Conservation of Ancient Genetic Pathways for Intracellular Persistence Among Animal Pathogenic Bordetellae

Front Microbiol. 2019 Dec 11:10:2839. doi: 10.3389/fmicb.2019.02839. eCollection 2019.

Abstract

Animal and human pathogens of the genus Bordetella are not commonly considered to be intracellular pathogens, although members of the closely related classical bordetellae are known to enter and persist within macrophages in vitro and have anecdotally been reported to be intracellular in clinical samples.

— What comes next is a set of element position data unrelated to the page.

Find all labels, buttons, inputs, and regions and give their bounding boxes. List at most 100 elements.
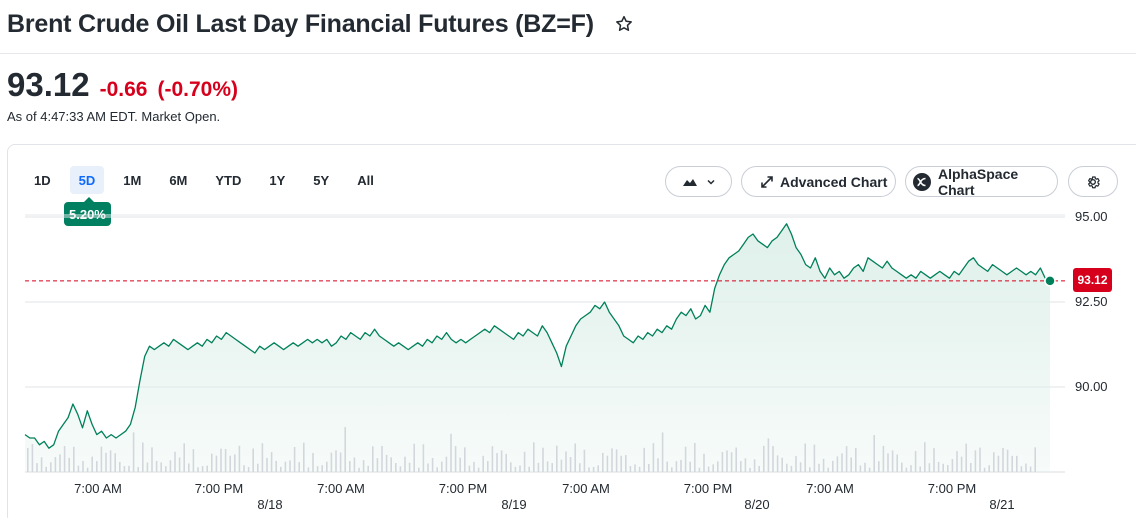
volume-bar: [919, 466, 921, 472]
price-area: [25, 223, 1050, 472]
volume-bar: [707, 466, 710, 472]
volume-bar: [841, 453, 843, 472]
star-outline-icon[interactable]: [614, 14, 634, 34]
volume-bar: [671, 467, 673, 472]
volume-bar: [643, 447, 645, 472]
volume-bar: [142, 442, 144, 472]
range-button-all[interactable]: All: [357, 172, 374, 188]
volume-bar: [735, 447, 737, 472]
volume-bar: [956, 451, 958, 472]
volume-bar: [514, 466, 517, 472]
volume-bar: [542, 447, 544, 472]
volume-bar: [947, 465, 949, 472]
volume-bar: [537, 462, 540, 472]
volume-bar: [367, 465, 369, 472]
volume-bar: [31, 443, 34, 472]
volume-bar: [132, 432, 135, 472]
volume-bar: [395, 463, 397, 472]
x-tick-label: 7:00 PM: [439, 481, 487, 496]
volume-bar: [27, 448, 29, 472]
volume-bar: [151, 447, 153, 472]
alphaspace-chart-button[interactable]: AlphaSpace Chart: [905, 165, 1058, 198]
volume-bar: [717, 461, 719, 472]
volume-bar: [229, 455, 231, 472]
volume-bar: [491, 446, 494, 472]
volume-bar: [436, 467, 438, 472]
volume-bar: [629, 465, 632, 472]
advanced-chart-button[interactable]: Advanced Chart: [741, 166, 896, 197]
volume-bar: [597, 465, 599, 472]
volume-bar: [845, 446, 848, 472]
range-button-ytd[interactable]: YTD: [215, 172, 242, 188]
volume-bar: [615, 449, 618, 472]
settings-button[interactable]: [1068, 166, 1118, 197]
volume-bar: [385, 454, 388, 472]
volume-bar: [183, 443, 185, 472]
volume-bar: [960, 456, 963, 472]
volume-bar: [546, 461, 549, 472]
range-button-6m[interactable]: 6M: [169, 172, 188, 188]
volume-bar: [634, 464, 636, 472]
volume-bar: [772, 446, 774, 472]
volume-bar: [979, 447, 981, 472]
range-button-1y[interactable]: 1Y: [269, 172, 286, 188]
volume-bar: [123, 466, 126, 472]
volume-bar: [36, 463, 38, 472]
volume-bar: [878, 461, 880, 472]
volume-bar: [855, 447, 857, 472]
volume-bar: [215, 455, 218, 472]
range-button-5d[interactable]: 5D: [69, 166, 105, 194]
range-button-5y[interactable]: 5Y: [313, 172, 330, 188]
volume-bar: [289, 460, 291, 472]
volume-bar: [464, 447, 466, 472]
y-tick-label: 90.00: [1075, 379, 1108, 394]
volume-bar: [119, 461, 121, 472]
volume-bar: [753, 459, 756, 472]
volume-bar: [257, 463, 259, 472]
volume-bar: [1002, 448, 1004, 472]
volume-bar: [100, 446, 103, 472]
volume-bar: [220, 448, 222, 472]
volume-bar: [786, 463, 788, 472]
range-button-1d[interactable]: 1D: [34, 172, 51, 188]
alphaspace-logo-icon: [912, 172, 932, 192]
range-selector: 1D 5D 1M 6M YTD 1Y 5Y All: [25, 166, 393, 194]
volume-bar: [776, 455, 779, 472]
volume-bar: [680, 459, 682, 472]
volume-bar: [818, 463, 820, 472]
chevron-down-icon: [706, 177, 716, 187]
volume-bar: [188, 463, 190, 472]
volume-bar: [763, 445, 765, 472]
volume-bar: [901, 462, 903, 472]
volume-bar: [1029, 466, 1032, 472]
x-tick-label: 7:00 AM: [317, 481, 365, 496]
volume-bar: [891, 450, 894, 472]
volume-bar: [275, 460, 277, 472]
volume-bar: [496, 453, 498, 472]
volume-bar: [399, 466, 402, 472]
alphaspace-chart-label: AlphaSpace Chart: [938, 165, 1019, 198]
volume-bar: [606, 455, 609, 472]
volume-bar: [914, 451, 917, 472]
price-line: [24, 223, 1051, 449]
volume-bar: [96, 461, 98, 472]
volume-bar: [468, 465, 471, 472]
volume-bar: [1025, 463, 1027, 472]
volume-bar: [372, 446, 374, 472]
volume-bar: [54, 456, 57, 472]
volume-bar: [243, 465, 245, 472]
volume-bar: [284, 461, 287, 472]
volume-bar: [813, 444, 816, 472]
volume-bar: [887, 453, 889, 472]
volume-bar: [339, 452, 342, 472]
chart-type-button[interactable]: [665, 166, 732, 197]
chart-panel: [7, 144, 1136, 518]
x-tick-label: 7:00 PM: [928, 481, 976, 496]
volume-bar: [362, 460, 365, 472]
volume-bar: [211, 453, 213, 472]
volume-bar: [698, 467, 701, 472]
volume-bar: [114, 453, 116, 472]
volume-bar: [450, 433, 452, 472]
range-button-1m[interactable]: 1M: [123, 172, 142, 188]
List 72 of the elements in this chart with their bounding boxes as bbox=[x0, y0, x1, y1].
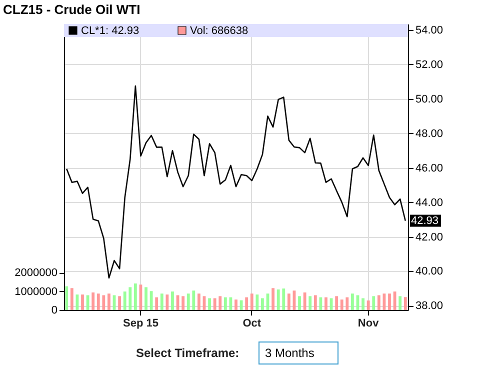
bar bbox=[81, 294, 84, 310]
bar bbox=[335, 296, 338, 310]
y-tick-label: 52.00 bbox=[416, 58, 444, 71]
bar bbox=[118, 296, 122, 310]
y-tick-label: 50.00 bbox=[416, 93, 444, 106]
bar bbox=[245, 297, 248, 310]
bar bbox=[96, 294, 100, 310]
bar bbox=[362, 298, 364, 310]
chart-title: CLZ15 - Crude Oil WTI bbox=[3, 2, 140, 17]
legend-label: Vol: 686638 bbox=[190, 25, 248, 37]
y-tick-label: 46.00 bbox=[416, 162, 444, 174]
bar bbox=[404, 297, 407, 310]
bar bbox=[65, 286, 68, 310]
bar bbox=[224, 297, 227, 310]
bar bbox=[186, 294, 190, 310]
y-tick-label: 54.00 bbox=[416, 24, 444, 37]
x-tick-label: Sep 15 bbox=[122, 318, 158, 330]
bar bbox=[102, 295, 106, 310]
bar bbox=[366, 300, 370, 310]
bar bbox=[298, 296, 301, 310]
bar bbox=[314, 295, 317, 310]
legend-label: CL*1: 42.93 bbox=[81, 25, 140, 37]
bar bbox=[261, 298, 264, 310]
bar bbox=[134, 283, 137, 310]
bar bbox=[182, 296, 185, 310]
bar bbox=[197, 294, 200, 310]
bar bbox=[303, 292, 306, 310]
bar bbox=[272, 288, 275, 310]
y-tick-label: 38.00 bbox=[416, 300, 444, 312]
bar bbox=[350, 294, 354, 310]
bar bbox=[324, 297, 328, 310]
bar bbox=[372, 296, 376, 310]
bar bbox=[218, 296, 222, 310]
bar bbox=[250, 294, 254, 310]
bar bbox=[308, 296, 312, 310]
bar bbox=[128, 287, 132, 310]
bar bbox=[276, 289, 280, 310]
bar bbox=[340, 300, 344, 310]
bar bbox=[208, 298, 211, 310]
text: 3 Months bbox=[265, 346, 314, 360]
y-tick-label: 40.00 bbox=[416, 266, 444, 278]
bar bbox=[166, 294, 169, 310]
y-tick-label: 48.00 bbox=[416, 128, 444, 140]
bar bbox=[92, 292, 95, 310]
bar bbox=[123, 291, 126, 310]
bar bbox=[287, 294, 290, 310]
x-tick-label: Nov bbox=[358, 318, 380, 330]
text: 42.93 bbox=[411, 214, 439, 227]
x-tick-label: Oct bbox=[242, 318, 262, 330]
bar bbox=[319, 297, 322, 310]
text: Select Timeframe: bbox=[136, 346, 240, 360]
y-tick-label: 44.00 bbox=[416, 196, 444, 209]
bar bbox=[160, 294, 164, 310]
bar bbox=[70, 288, 74, 310]
bar bbox=[256, 294, 259, 310]
bar bbox=[171, 291, 174, 310]
y2-tick-label: 2000000 bbox=[14, 267, 58, 280]
y2-tick-label: 0 bbox=[51, 304, 58, 316]
bar bbox=[346, 297, 349, 310]
bar bbox=[388, 294, 391, 310]
bar bbox=[398, 296, 402, 310]
bar bbox=[282, 288, 286, 310]
bar bbox=[155, 297, 158, 310]
bar bbox=[192, 290, 196, 310]
bar bbox=[108, 294, 110, 310]
bar bbox=[144, 287, 148, 310]
y-tick-label: 42.00 bbox=[416, 231, 444, 244]
bar bbox=[377, 295, 380, 310]
bar bbox=[150, 291, 153, 310]
bar bbox=[234, 300, 238, 310]
bar bbox=[213, 298, 216, 310]
y2-tick-label: 1000000 bbox=[14, 286, 58, 298]
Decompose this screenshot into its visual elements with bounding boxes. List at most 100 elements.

B. bronchiseptica, the species closest to the ancestral lineage of the classical bordetellae, infects a wide range of mammals but is known to have an alternate life cycle, persisting, replicating and disseminating with amoeba. These observations give rise to the hypothesis that the ability for intracellular survival has an ancestral origin and is common among animal-pathogenic and environmental Bordetella species. Here we analyzed the survival of B. bronchiseptica and defined its transcriptional response to internalization by murine macrophage-like cell line RAW 264.7. Although the majority of the bacteria were killed and digested by the macrophages, a consistent fraction survived and persisted inside the phagocytes. Internalization prompted the activation of a prominent stress response characterized by upregulation of genes involved in DNA repair, oxidative stress response, pH homeostasis, chaperone functions, and activation of specific metabolic pathways. Cross species genome comparisons revealed that most of these upregulated genes are highly conserved among both the classical and non-classical Bordetella species. The diverse Bordetella species also shared the ability to survive inside RAW 264.7 cells, with the single exception being the bird pathogen B. avium, which has lost several of those genes. Knock-out mutations in genes expressed intracellularly resulted in decreased persistence inside the phagocytic cells, emphasizing the importance of these genes in this environment. These data show that the ability to persist inside macrophage-like RAW 264.7 cells is shared among nearly all Bordetella species, suggesting that resisting phagocytes may be an ancient mechanism that precedes speciation in the genus and may have facilitated the adaptation of Bordetella species from environmental bacteria to mammalian respiratory pathogens.

Keywords: Bordetella; evolution; intracellular survival; macrophages; stress response and adaptation; transcriptomics.